The different energy loss mechanisms of inclusive and b-tagged reconstructed jets within ultra-relativistic heavy-ion collisions

The phenomenon of jet quenching provides essential information about the properties of hot and dense matter created in ultra-relativistic heavy-ion collisions. Recent results from experiments at the Large Hadron Collider (LHC) show evidence for an unexpectedly similar suppression of both light and heavy flavor jets. Furthermore, the role of radiative energy loss of heavy quarks is still under active discussion within the theoretical community.

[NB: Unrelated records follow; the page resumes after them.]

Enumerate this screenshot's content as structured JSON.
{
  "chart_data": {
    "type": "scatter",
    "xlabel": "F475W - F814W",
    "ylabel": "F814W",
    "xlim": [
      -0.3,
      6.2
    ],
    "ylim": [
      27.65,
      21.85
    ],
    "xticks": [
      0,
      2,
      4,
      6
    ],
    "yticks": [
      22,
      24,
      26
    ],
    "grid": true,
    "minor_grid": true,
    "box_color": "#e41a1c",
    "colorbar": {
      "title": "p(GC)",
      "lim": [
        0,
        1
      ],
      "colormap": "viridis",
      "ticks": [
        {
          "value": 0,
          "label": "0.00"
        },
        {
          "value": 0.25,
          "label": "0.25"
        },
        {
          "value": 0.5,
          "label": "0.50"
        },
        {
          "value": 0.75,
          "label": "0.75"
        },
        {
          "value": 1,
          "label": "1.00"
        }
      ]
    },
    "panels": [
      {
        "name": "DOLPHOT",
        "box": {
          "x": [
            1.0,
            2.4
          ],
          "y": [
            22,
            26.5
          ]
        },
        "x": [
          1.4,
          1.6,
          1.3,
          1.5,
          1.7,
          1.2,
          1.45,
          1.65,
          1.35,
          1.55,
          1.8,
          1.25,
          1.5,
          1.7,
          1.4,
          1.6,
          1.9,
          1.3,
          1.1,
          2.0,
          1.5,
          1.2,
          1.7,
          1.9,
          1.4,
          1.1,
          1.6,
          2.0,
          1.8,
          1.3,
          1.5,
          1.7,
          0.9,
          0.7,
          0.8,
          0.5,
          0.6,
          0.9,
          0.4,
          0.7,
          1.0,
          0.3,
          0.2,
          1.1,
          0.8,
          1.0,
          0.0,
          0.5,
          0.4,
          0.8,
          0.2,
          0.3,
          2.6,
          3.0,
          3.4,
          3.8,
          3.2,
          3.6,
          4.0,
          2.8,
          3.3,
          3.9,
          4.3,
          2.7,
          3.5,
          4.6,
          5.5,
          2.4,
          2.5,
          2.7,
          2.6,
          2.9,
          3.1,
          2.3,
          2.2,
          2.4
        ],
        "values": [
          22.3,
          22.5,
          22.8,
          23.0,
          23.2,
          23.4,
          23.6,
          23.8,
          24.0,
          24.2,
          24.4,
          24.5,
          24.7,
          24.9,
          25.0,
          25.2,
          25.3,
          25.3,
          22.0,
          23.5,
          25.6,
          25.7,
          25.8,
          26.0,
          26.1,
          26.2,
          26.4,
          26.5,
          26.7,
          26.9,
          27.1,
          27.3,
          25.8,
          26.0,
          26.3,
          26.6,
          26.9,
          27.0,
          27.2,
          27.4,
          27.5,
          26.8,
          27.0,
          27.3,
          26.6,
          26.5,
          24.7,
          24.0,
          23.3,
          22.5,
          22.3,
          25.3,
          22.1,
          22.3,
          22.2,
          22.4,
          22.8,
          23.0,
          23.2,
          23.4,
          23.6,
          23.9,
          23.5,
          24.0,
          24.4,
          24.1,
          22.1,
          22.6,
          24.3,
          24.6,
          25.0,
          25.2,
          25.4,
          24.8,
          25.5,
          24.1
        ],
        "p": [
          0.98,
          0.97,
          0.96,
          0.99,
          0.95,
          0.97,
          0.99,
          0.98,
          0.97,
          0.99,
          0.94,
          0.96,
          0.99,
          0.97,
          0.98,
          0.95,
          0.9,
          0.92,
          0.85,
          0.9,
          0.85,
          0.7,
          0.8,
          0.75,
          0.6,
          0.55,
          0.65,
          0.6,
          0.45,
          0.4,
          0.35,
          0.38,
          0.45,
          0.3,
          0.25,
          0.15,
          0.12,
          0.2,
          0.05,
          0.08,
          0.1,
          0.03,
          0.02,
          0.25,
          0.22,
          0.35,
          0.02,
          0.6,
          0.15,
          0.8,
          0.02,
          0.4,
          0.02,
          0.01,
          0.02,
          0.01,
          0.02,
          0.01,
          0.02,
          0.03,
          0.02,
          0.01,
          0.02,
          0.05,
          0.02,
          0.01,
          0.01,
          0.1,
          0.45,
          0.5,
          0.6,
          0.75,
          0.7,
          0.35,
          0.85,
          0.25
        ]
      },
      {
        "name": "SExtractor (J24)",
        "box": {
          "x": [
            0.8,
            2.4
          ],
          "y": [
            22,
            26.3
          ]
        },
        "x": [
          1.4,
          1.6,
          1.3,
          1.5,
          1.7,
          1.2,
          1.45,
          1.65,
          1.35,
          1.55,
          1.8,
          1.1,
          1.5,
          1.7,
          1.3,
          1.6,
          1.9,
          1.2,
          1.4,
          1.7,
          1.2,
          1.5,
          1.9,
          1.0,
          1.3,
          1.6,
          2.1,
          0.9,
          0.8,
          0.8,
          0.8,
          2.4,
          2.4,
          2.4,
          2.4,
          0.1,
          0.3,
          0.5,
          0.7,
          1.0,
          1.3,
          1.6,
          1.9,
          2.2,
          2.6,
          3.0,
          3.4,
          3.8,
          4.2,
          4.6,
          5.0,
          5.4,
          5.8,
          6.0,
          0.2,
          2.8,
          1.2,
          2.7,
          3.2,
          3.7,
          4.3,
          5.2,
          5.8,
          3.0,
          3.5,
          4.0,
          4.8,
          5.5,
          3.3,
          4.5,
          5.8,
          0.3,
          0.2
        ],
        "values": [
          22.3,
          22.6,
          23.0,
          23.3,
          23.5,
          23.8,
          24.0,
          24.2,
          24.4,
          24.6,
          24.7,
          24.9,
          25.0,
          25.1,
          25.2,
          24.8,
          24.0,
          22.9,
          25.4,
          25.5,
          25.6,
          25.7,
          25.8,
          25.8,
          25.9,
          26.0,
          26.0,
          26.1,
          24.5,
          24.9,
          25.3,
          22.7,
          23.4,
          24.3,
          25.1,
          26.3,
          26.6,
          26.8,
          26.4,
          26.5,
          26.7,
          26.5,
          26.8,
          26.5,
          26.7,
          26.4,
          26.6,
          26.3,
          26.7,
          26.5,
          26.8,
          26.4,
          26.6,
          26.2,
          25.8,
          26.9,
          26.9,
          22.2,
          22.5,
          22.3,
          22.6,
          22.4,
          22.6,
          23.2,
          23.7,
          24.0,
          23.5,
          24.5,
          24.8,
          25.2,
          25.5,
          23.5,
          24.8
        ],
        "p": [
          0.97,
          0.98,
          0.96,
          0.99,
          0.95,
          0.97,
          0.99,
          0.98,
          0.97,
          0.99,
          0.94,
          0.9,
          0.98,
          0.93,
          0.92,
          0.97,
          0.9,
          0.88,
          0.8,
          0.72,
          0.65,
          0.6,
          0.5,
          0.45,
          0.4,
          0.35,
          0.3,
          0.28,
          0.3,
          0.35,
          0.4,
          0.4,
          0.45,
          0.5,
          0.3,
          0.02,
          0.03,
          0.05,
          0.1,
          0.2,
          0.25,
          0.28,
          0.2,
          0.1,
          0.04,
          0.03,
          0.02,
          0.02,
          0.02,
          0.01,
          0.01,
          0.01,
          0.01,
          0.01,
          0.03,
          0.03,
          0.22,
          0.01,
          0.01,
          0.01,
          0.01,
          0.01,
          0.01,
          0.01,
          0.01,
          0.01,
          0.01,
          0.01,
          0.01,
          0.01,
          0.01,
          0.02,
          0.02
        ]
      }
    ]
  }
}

By employing the parton cascade Boltzmann Approach to Multi-Parton Scatterings (BAMPS), which numerically solves the 3+1D Boltzmann equation both for light and heavy flavor partons, we calculate the nuclear modification factor of inclusive and b-tagged reconstructed jets in 0-10% central $\sqrt{s_{\rm LHC}}$ = 2.76 ATeV Pb+Pb collisions. Based on perturbative QCD cross sections we find a suppression of both light and heavy flavor jets. While the inclusive jets are slightly too strong suppressed within BAMPS in comparison with data, both elastic+radiative and only elastic interactions lead to a realistic b-tagged jet suppression. To further investigate light and heavy flavor energy loss we predict the R dependence of inclusive and b-tagged jet suppression. Furthermore, we propose the medium modification of b-tagged jet shapes as an observable for discriminating between different heavy quark energy loss scenarios.